Essas pequenas máfias dentro da burocracia estatal perpetua o pensamento autoritário e impede a instalação da Democracia plena, assim como do Estado de Direito no Brasil. Não só isso, desvirtua completamente a administração pública que acaba se transformando em uma cadeia de apadrinhados. Lembrem da Carta do Pinotti pedindo vaga na Pós-Graduação da USP.

Por que você acha que os arquivos militares não são abertos no Brasil ? Por que o Presidente Lula não quer ou por ação das "Forças Ocultas" ?

Portanto, aqui na USP a ocupação está revelando quem são os filhotes da ditaduras, ou seja, quem são os burocratas autoritários que trabalham contra a coletividade, contra os movimentos sociais, contra a Democracia, contra o Estado de Direito e contra a autonomia da Universidade.

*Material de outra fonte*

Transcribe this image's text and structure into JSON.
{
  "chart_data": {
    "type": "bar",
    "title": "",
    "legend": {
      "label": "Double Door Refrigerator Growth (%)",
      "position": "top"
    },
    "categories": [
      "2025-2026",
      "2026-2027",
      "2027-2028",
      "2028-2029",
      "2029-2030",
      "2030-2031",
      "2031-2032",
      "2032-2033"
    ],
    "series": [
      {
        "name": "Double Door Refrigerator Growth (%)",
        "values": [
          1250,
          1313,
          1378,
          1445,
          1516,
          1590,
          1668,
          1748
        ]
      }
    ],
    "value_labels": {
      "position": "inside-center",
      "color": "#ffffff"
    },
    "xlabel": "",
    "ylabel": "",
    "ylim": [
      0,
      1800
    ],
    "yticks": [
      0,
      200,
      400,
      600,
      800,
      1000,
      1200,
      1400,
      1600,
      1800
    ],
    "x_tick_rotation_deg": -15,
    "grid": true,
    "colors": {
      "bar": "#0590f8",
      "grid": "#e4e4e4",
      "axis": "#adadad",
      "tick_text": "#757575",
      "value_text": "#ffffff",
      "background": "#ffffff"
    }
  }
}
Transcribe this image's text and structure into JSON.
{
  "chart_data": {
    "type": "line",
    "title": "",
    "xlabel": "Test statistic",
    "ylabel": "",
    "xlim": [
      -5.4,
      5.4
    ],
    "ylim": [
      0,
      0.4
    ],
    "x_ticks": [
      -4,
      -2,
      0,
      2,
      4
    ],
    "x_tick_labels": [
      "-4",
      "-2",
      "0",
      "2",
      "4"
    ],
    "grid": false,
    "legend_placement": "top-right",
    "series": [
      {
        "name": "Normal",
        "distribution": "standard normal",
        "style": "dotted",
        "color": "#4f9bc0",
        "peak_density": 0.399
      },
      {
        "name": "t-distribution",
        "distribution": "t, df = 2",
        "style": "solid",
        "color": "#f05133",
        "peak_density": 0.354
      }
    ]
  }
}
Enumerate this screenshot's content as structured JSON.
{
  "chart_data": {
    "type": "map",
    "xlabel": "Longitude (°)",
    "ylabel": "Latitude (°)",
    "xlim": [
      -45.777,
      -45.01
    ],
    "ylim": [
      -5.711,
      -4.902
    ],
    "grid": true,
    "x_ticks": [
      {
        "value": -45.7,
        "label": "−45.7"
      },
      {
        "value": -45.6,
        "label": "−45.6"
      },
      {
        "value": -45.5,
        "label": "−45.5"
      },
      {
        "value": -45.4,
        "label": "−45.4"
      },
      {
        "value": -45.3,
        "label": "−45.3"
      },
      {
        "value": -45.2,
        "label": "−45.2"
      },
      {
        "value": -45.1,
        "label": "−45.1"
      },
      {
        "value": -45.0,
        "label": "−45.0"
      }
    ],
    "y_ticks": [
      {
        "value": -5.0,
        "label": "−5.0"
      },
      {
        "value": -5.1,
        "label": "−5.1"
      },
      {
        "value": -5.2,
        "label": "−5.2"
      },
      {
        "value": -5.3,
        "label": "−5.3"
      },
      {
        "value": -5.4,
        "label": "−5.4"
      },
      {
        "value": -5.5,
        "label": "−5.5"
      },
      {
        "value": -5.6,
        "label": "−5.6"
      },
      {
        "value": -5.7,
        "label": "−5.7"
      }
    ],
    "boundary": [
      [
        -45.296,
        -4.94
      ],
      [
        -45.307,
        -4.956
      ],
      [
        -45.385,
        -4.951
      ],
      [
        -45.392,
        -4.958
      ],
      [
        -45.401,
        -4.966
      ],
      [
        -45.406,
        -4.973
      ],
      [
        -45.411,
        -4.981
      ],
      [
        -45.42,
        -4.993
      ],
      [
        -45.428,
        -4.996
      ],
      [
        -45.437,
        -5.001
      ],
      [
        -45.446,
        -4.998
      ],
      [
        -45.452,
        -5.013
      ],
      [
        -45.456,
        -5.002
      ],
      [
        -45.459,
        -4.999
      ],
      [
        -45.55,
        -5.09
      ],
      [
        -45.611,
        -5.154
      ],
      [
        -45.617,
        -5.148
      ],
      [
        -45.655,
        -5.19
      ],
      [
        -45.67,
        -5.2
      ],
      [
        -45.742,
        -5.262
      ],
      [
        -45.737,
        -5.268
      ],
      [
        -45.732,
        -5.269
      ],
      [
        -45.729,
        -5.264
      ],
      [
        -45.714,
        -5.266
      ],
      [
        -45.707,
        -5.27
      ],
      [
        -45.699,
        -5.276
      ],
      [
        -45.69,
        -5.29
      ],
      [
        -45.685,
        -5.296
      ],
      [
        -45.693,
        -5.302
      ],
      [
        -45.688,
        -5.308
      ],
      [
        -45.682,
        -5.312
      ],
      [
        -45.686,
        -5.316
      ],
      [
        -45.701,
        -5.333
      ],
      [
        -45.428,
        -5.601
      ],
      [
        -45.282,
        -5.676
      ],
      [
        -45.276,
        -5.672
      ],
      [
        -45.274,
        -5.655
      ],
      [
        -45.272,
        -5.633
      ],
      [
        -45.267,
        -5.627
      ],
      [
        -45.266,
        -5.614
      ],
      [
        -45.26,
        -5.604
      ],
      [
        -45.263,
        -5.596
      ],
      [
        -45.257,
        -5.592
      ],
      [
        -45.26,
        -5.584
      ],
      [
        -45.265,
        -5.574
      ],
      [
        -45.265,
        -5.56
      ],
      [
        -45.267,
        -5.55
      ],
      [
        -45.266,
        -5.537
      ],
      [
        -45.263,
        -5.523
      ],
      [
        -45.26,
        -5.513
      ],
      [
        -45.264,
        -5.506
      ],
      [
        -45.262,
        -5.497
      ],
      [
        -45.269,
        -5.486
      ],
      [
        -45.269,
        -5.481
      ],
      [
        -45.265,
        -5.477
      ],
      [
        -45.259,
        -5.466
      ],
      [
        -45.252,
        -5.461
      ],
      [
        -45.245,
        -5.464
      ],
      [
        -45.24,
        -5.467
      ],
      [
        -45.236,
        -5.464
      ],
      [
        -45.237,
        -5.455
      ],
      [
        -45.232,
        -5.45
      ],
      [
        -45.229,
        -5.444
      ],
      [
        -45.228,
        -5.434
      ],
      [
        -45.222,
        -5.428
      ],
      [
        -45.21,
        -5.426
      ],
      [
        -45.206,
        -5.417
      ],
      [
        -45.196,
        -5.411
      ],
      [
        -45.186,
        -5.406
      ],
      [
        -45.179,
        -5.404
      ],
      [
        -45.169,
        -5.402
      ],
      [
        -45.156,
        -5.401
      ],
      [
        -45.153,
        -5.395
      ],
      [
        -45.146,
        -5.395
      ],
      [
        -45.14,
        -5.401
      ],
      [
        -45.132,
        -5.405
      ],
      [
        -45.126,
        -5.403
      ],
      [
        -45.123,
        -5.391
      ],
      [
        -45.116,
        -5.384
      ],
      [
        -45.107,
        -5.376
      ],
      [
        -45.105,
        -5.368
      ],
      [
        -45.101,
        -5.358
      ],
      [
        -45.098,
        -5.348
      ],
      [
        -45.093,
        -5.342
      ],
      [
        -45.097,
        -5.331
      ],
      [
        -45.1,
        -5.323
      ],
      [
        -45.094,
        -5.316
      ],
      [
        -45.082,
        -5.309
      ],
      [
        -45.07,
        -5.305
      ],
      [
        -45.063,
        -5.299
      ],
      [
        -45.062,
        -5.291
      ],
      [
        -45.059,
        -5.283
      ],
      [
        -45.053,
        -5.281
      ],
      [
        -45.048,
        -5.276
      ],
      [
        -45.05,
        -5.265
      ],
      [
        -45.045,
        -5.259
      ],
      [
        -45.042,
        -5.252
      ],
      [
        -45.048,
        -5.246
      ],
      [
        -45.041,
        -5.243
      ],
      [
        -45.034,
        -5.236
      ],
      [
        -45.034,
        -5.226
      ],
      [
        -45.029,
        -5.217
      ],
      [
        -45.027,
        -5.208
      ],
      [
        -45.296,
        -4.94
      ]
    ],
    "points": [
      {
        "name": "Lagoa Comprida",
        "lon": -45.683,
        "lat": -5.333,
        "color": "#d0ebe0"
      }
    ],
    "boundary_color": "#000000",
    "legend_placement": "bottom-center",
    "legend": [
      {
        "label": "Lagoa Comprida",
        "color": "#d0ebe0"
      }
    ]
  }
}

Não estão só aqui na USP e no Judiciário, mas estão em toda a Administração Pública, principalmente em Brasília. Inclusive pode-se dizer que eles compõem a chamada "Forças Ocultas". Estão por baixo dos panos, conspirando contra os movimentos sociais, contra os líderes democráticos, contra a ocupação na USP, etc.

Esses indivíduos devem ser mapeados. Isso porque se quisermos construir uma Democracia, sem desigualdades sociais e um Estado de Direito efetivo teremos que arrancá-los de dentro da burocracia estatal. Não só eles, mas também seus herdeiros. A administração pública tem que ser depurada. Temos que fazer uma revolução cultural dentro da burocracia.

Olhe bem de perto para quem está chamando o choque para a ocupação. Veja os detalhes e analise suas carreiras. Você verá exatamente o que eu disse. Se ainda não acreditou cruze a vida e a formação dessas pessoas com a ditadura e você verá que a maioria delas passou ilesas pelo regime. Certamente, existem pontos fora da reta. Mas a exceção não é a regra.